Putting trust on the table
Even if the assumptions of trust needed for wrapped tokens don’t seem to bother most everyday users, I would argue that the additional trust layer gives rise to a side effect that is even worse.
As each representation of any given asset is issued on an alternative chain, each of these assets are non-interchangeable. As an example, WBTC and TBTC can’t be deployed together as BTC liquidity in a single pool. Instead, having both just causes fragmentation, hurting each other’s chances at achieving sufficient levels of liquidity to be competitive.
Every wrapped token for each asset is more liquidity and users being diluted across that chain’s markets. We have too many stablecoins, bridges and wrapping services. Contrary to promises of saving users money, this fragmentation actually makes everything less efficient and more expensive for users, thus undermining true composability.
But slowly, we are seeing this wrapped token trend reverse. USDC and USDT are both natively issued on dozens of chains now, which has dramatically improved USD denominated markets across all of these ecosystems. As this continues, we will see the popularity and utility of wrapped USD tokens fade away forever.
In the ever-evolving landscape of blockchain technology, the obsolescence of wrapped tokens appears inevitable. While they served a useful purpose in the early days of bridging ecosystems and instigating interest and growth of DeFi, their days are now numbered.
Any focus on wrapped tokens has diverted attention and resources exactly at the time when it would have been more expedient to focus on developing more user-friendly and native cross-chain approaches. To create a more inclusive, secure and robust financial system for all, we must look toward decentralization — like making decentralized cross-chain swapping solutions the core of our DeFi ecosystem.

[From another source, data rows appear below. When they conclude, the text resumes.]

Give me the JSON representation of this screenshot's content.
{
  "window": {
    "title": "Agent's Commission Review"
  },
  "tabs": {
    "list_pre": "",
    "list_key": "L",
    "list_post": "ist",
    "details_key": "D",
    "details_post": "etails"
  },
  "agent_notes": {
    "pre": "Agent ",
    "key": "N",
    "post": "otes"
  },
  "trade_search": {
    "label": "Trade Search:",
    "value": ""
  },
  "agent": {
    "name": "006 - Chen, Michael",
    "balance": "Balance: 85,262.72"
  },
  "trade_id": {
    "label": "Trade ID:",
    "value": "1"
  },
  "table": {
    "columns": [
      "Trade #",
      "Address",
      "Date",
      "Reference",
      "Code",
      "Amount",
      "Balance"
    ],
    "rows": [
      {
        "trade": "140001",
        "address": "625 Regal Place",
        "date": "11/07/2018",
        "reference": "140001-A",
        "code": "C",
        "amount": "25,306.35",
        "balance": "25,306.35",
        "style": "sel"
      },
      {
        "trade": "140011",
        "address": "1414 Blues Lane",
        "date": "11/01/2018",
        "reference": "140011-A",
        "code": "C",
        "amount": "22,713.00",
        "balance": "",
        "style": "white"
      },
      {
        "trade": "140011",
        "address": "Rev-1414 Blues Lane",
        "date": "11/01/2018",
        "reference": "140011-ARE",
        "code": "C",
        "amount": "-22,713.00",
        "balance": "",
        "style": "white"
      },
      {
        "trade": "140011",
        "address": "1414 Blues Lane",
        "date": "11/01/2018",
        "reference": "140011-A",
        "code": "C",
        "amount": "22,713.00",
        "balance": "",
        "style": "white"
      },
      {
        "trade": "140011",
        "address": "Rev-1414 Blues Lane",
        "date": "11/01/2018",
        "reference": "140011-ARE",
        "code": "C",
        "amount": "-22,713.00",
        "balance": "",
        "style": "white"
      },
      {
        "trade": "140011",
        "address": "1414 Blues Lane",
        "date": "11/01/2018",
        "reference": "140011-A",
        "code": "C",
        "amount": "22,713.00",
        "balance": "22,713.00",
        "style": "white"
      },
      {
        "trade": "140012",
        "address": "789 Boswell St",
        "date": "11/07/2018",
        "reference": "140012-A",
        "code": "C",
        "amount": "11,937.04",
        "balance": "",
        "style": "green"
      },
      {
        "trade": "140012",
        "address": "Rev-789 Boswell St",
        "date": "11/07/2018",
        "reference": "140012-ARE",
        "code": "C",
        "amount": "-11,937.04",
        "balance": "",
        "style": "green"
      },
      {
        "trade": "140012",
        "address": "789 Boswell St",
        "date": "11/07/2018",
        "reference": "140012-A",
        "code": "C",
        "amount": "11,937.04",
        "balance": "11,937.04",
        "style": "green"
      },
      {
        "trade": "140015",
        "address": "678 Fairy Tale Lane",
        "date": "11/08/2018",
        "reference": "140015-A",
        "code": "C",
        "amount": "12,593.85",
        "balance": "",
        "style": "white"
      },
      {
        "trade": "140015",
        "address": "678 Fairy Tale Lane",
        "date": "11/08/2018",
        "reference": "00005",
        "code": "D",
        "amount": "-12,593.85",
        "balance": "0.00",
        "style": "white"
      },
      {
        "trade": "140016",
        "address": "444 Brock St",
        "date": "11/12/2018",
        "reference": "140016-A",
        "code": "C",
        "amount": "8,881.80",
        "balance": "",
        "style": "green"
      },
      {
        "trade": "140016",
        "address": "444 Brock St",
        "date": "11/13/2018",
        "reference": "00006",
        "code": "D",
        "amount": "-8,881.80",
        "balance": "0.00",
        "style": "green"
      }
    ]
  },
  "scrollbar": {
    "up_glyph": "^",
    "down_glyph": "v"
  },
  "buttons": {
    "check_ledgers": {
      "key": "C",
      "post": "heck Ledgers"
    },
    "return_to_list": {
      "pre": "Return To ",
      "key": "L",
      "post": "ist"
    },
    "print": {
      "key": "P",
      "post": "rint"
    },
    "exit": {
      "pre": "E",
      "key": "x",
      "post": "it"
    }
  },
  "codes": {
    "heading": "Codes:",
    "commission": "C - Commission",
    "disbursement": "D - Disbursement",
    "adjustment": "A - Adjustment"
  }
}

It’s clear to me that the continued use of wrapped tokens has directly contributed to a delay in unlocking DeFi access for the masses. The industry needs to shift toward true decentralization, upending the DeFi ecosystem for the better and making wrapped tokens obsolete.
Simon Harman is the Berlin-based founder and CEO of Chainflip, a cross-chain decentralized exchange set to launch in mid-2023. He is also a board member of the Oxen Foundation. Prior to Chainflip, Simon led teams that produced products including Session, a messaging app based on the Signal protocol. Simon has been a cryptocurrency enthusiast since 2014.